To clarify, here are several ways in which cash flow and profit differ:

Firstly, cash flow is defined as “the money that is moving (flowing) in and out of your business in a month.” Money flows into a business when customers or clients purchase your products or services. Meanwhile, money flows out of your business when you pay expenses such as rent or mortgage, monthly loan payments, taxes, and so on.

Profit, on the other hand, is defined as “the money a business makes after accounting for all expenses.” This is the money a business is left with after making loan, rent, mortgage, or other payments.

Seeing as these terms are not synonymous, it is possible for a business to make an excellent profit but have little cash flow. This is typically seen in small businesses that are just getting off the ground, during which time a temporary line of credit is likely used to maintain a positive cash flow.
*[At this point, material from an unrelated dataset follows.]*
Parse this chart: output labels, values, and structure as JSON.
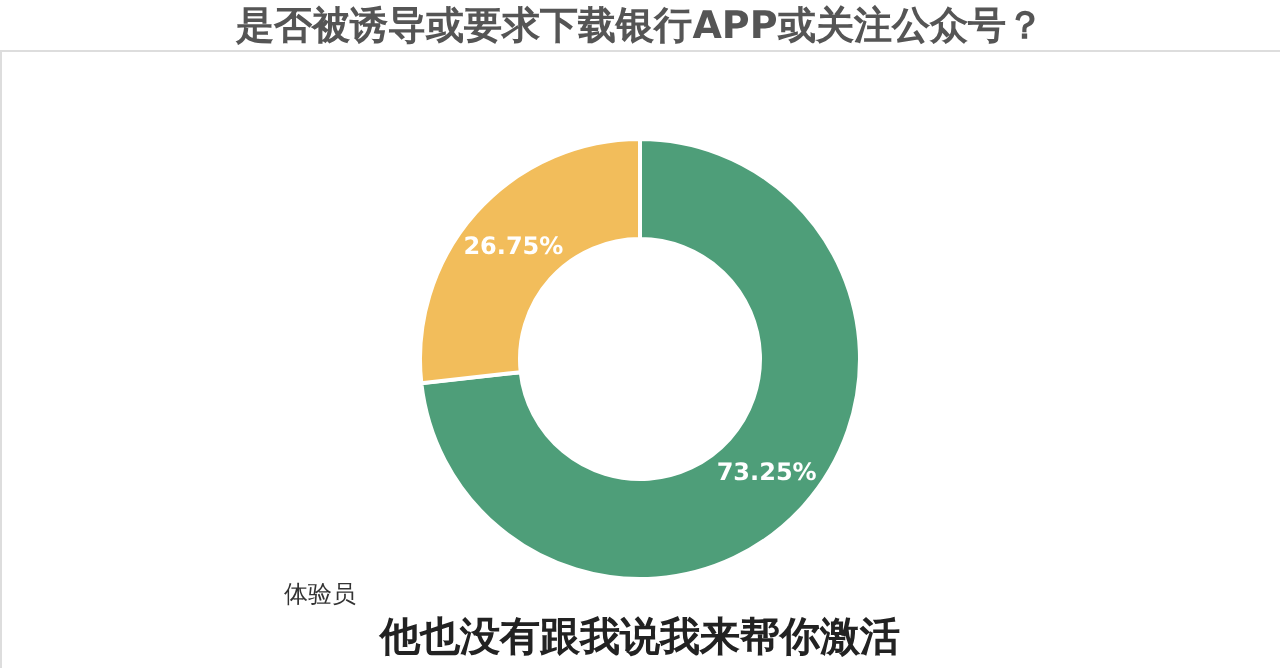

However, such a trend is detrimental to an established business, as an inadequate cash flow means they cannot pay suppliers of materials, rent or mortgage, or other vital expenses. This is why some successful and profitable businesses have been driven into bankruptcy, even during a time of growth.

It is important to note that growth is not inherently good for a company. Unfortunately, if a company sees a sudden spike in popularity and an increase of new orders, their expenses could skyrocket past the breakeven point and diminish their remaining profit.

If a business is diligent and remains up-to-date on all of their relevant cost data, they may be able to counteract these effects and reestablish their profitability. However, this occurs very rarely, hence why so many small businesses – and even some larger corporations – must close their doors for good.

The best way to combat these major fluctuations is to be mindful of your expenses, keep track of cash flow and profit, and review the possibility of curbing growth in order to work toward long-term success.